Arztbriefe seien für Fachpersonal geschrieben, nicht für medizinische Laien. Hinzu komme, dass viele Briefe zu spät oder erst gar nicht geschrieben würden und häufig nicht oder unzureichend erläutert. Rösener erklärte anschaulich den typischen Aufbau eines Arztbriefes: Diagnose, Anamnese (Krankheitsgeschichte), Befunde und schließlich die Zusammenfassung plus Empfehlung zur weiteren Behandlung. Laut des Neurologen wird sich in Zukunft hinsichtlich der Erstellung der Arztbriefe einiges ändern – etwa durch den Einsatz von medizinischen Fachangestellten, die arztähnliche Tätigkeiten übernehmen oder auch Künstliche Intelligenz (KI). Seine Prognose: „Der Arztbrief wird zukünftig wahrscheinlich vom Chatbot erklärt.“
Stationäre Behandlung: Diagnostik und Schubbehandlung
„Was passiert eigentlich im Krankenhaus? Zukunft der stationären MS-Versorgung“. Darauf ging Prof. Dr. med. Hansjörg Bäzner, Ärztlicher Direktor der neurologischen Klinik am Katharinenhospital in Stuttgart, ein. Im Zusammenhang mit dem Verdacht auf eine MS, einem akuten Krankheitsschub, einer Verschlechterung der Symptome oder zur Verlaufskontrolle kann in einem Krankenhaus Unterschiedliches gemacht werden: Anamnese, klinische Untersuchung, bildgebende Verfahren mit MRT von Gehirn und Rückenmark, Messung der Sehbahn, Messung der Gefühlsbahn, Nervenwasseruntersuchung (Liquorpunktion), Messung der Kraftbahn, Infusion mit Kortison (bei einem Schub), eventuell Plasmaaustausch, Verordnung oder Gabe verlaufsmodifizierender Therapeutika, Beratung oder Verordnung einer Rehabilitation.

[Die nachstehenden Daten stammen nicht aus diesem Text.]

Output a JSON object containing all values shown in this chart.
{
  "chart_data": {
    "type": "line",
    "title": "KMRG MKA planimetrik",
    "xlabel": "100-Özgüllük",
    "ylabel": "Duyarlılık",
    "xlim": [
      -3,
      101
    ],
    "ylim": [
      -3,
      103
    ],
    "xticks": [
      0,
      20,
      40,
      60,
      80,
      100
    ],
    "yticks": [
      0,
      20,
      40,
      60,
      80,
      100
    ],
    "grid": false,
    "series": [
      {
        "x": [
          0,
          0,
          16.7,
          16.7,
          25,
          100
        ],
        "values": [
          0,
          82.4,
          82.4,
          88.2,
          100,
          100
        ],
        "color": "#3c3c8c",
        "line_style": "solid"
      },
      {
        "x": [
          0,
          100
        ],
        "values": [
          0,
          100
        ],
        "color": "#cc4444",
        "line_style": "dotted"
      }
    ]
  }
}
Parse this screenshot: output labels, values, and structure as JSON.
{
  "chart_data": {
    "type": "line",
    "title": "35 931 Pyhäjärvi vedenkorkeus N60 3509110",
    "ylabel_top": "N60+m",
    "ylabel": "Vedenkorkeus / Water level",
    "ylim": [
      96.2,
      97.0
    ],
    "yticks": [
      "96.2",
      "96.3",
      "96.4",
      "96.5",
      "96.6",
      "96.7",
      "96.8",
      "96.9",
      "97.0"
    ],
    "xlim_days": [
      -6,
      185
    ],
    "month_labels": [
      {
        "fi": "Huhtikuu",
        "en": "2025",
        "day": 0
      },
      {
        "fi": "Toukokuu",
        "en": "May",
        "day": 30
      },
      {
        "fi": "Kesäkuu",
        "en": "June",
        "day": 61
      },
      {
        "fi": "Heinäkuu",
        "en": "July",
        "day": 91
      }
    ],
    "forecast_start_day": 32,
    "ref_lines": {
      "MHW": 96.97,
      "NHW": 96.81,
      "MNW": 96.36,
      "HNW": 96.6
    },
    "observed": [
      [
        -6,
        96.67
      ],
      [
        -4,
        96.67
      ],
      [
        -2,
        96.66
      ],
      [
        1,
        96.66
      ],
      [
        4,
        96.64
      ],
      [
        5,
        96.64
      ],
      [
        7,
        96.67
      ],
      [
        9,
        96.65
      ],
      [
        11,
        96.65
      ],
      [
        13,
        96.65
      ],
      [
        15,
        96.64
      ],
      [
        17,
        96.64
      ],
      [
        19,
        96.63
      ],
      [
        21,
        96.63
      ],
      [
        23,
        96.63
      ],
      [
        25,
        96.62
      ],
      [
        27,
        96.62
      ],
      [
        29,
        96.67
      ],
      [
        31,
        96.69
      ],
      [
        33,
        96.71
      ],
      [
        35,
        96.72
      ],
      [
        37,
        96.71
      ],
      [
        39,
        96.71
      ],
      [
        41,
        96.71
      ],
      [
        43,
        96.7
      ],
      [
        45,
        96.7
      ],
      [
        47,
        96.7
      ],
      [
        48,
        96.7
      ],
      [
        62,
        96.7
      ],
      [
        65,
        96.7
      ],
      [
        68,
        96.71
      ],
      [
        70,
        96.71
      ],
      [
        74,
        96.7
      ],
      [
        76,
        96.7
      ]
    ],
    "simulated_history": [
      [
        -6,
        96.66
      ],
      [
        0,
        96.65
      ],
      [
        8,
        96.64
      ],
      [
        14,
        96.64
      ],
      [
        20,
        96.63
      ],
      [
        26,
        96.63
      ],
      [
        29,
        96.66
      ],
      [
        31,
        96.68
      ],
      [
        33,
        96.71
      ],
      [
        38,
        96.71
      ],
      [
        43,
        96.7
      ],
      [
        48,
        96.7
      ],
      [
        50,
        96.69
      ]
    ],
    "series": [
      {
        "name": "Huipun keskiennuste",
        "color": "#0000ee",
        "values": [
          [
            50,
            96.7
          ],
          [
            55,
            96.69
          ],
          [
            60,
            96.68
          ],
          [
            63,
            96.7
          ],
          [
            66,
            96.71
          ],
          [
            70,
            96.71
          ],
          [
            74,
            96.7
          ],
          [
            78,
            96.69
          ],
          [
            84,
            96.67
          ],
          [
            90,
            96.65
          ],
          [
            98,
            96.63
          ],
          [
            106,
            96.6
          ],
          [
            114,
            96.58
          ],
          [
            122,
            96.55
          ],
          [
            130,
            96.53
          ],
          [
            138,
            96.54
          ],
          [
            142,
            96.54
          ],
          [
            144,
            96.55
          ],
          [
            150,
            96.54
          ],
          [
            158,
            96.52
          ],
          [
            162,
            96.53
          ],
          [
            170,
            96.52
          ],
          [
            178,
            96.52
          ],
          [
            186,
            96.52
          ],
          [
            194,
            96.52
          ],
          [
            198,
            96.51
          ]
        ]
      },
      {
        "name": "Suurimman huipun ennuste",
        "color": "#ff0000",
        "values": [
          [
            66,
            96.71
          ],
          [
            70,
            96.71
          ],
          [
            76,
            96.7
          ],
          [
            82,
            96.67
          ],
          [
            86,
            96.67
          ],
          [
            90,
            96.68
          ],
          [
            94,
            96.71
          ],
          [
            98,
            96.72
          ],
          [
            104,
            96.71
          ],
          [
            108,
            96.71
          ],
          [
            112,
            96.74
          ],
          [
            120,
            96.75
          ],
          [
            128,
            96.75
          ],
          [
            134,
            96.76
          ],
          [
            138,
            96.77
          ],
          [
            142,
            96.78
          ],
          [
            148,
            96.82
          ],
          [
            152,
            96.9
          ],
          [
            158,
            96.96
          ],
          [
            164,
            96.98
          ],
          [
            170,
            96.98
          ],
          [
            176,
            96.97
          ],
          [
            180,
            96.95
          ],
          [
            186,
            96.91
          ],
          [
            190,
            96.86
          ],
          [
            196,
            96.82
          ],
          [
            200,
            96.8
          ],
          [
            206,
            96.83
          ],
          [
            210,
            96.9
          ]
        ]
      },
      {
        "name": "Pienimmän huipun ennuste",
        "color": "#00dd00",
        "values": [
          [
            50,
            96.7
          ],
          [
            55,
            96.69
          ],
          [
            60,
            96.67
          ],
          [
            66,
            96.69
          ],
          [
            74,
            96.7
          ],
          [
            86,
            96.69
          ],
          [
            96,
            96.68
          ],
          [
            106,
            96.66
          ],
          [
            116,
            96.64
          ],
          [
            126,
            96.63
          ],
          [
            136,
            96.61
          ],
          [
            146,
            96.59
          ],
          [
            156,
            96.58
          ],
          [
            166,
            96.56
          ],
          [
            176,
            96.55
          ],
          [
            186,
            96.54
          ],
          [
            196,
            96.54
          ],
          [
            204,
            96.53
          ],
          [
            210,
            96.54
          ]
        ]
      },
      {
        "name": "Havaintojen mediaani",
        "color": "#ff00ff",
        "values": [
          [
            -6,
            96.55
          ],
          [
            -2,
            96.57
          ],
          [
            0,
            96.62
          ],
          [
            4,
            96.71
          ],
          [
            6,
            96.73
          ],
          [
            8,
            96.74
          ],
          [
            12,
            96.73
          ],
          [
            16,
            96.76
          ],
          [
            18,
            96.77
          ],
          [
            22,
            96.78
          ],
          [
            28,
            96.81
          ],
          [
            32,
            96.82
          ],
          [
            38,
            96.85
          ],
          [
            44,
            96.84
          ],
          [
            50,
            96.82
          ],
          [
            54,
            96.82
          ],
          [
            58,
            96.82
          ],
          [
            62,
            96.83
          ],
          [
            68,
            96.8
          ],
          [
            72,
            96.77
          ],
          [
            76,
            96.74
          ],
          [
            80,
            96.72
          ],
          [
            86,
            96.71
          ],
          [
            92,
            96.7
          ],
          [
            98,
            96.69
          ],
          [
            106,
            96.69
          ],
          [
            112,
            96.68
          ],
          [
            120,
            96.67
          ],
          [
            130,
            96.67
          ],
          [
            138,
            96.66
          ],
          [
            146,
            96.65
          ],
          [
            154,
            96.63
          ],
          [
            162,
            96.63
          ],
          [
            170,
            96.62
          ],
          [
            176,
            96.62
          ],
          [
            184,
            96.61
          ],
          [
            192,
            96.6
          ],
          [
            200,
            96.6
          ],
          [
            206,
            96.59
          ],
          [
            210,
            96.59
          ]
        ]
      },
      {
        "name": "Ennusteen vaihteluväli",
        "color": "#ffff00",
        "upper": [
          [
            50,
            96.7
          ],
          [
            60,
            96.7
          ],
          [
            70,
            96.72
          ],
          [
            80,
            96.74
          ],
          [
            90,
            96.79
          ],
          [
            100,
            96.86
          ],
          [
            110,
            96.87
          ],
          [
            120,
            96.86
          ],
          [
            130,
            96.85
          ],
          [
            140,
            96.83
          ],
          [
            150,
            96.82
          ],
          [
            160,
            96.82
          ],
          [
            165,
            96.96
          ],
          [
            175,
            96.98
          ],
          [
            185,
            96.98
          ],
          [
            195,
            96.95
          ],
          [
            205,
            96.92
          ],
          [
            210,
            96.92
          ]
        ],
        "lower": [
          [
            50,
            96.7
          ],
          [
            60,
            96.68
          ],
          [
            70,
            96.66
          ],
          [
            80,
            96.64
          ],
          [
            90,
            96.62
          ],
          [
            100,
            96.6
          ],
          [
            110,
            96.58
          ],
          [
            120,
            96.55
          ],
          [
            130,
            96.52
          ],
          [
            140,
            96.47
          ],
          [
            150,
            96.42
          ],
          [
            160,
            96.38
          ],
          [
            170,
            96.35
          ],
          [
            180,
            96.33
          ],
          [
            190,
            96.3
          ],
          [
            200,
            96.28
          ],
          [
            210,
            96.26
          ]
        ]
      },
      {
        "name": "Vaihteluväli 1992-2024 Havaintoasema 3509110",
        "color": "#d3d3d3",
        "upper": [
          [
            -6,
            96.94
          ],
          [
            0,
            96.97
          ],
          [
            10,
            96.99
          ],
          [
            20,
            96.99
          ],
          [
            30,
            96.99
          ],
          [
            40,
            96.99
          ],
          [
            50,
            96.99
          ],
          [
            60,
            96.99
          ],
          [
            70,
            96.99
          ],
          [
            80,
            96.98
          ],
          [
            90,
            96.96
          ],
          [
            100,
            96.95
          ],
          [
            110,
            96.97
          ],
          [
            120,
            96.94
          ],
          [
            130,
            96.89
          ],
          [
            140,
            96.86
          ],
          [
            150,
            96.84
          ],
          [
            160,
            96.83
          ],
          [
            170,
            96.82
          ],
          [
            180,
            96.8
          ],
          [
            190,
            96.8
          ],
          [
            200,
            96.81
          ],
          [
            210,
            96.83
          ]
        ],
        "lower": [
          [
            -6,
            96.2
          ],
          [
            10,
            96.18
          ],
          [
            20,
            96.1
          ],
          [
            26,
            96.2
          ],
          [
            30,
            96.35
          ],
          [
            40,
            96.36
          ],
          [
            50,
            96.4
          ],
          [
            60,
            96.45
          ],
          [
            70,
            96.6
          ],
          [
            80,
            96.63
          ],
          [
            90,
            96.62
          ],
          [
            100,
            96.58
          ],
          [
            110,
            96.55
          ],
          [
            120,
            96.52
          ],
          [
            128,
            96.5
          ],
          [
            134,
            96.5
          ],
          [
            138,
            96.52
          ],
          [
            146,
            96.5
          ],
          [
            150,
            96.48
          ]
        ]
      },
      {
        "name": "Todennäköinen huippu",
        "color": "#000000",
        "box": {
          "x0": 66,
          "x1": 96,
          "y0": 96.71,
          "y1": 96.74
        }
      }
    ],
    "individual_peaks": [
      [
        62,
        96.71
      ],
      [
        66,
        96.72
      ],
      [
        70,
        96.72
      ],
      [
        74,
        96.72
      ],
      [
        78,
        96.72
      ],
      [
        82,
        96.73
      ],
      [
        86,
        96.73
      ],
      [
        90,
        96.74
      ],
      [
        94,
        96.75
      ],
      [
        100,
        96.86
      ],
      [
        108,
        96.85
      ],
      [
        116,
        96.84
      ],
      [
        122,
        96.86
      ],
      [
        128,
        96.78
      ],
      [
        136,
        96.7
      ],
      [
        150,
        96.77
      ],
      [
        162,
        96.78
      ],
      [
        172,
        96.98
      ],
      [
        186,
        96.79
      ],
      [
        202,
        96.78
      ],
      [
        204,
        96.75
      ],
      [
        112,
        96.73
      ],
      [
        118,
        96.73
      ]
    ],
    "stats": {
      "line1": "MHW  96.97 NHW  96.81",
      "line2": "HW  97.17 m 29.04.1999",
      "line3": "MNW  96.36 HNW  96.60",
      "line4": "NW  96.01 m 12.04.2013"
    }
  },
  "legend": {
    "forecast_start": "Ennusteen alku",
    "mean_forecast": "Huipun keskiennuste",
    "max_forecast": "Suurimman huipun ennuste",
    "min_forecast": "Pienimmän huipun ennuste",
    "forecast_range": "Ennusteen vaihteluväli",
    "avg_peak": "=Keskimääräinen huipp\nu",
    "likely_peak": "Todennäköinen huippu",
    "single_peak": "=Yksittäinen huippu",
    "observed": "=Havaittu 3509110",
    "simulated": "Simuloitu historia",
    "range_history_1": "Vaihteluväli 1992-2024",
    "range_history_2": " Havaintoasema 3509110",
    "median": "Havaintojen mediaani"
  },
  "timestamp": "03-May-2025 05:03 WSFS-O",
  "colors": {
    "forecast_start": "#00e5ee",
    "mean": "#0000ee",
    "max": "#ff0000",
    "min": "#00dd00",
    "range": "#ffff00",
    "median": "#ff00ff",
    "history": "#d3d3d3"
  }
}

Zu wissen, was auf einen zukommen könnte, könne helfen, Ängste vor einem Besuch abzubauen. Wichtig sei es aber, sich nicht nur mental auf einen Krankenhausbesuch vorzubereiten, sondern auch ganz konkret. Heißt, Befunde im besten Fall dabei zu haben, ggf. auch ein stichpunktartiges Protokoll des Krankheitsverlaufs der letzten Monate, so dass auch der behandelnde Arzt in der Kürze der Zeit, sich ein besseres Gesamtbild machen könne, so der erfahrene Arzt.
Expertenrunde: Herausforderungen des Gesundheitssystems
Im Anschluss an die Impulsvorträge beantworteten die Experten Fragen der Teilnehmenden und diskutierten über die strukturellen Probleme im Gesundheitswesen. Zeit- und Geldmangel sowie die zunehmende Bürokratie prägen die Realität. Prof. Dr. med. Peter Flachenecker, Chefarzt des Neurologischen Rehabilitationszentrums Quellenhof in Bad Wildbad und Neurologe im Vorstand bei der AMSEL betonte: „Unser Gesundheitssystem steht vor gewaltigen Herausforderungen“.
Eine Hoffnung sei die ambulante spezialfachärztliche Versorgung, kurz ASV, einem noch recht jungen hochspezialisierten Behandlungsangebot für MS durch interdisziplinäre Fachteams für jene, die an einer seltenen oder schweren Erkrankung mit besonderem Krankheitsverlauf leiden – etwa einer MS. Eine umfassende Vernetzung sei wünschenswert, müsse aber auch finanziert werden.
Mitgliederversammlung und MS-Update
Bei der anschließenden Mitgliederversammlung, die exklusiv AMSEL-Mitgliedern vorbehalten war, gab es neben satzungsgemäßen Tagesordnungspunkten und der Wahl des neuen Vorstands auch noch ein umfassendes Update zum aktuellen Stand der MS-Forschung [amsel.de hatte berichtet].
AMSEL e.V. dankt der GKV-Gemeinschaftsförderung Baden-Württemberg für die freundliche Unterstützung bei der Durchführung des Thementags sowie der Mitgliederversammlung.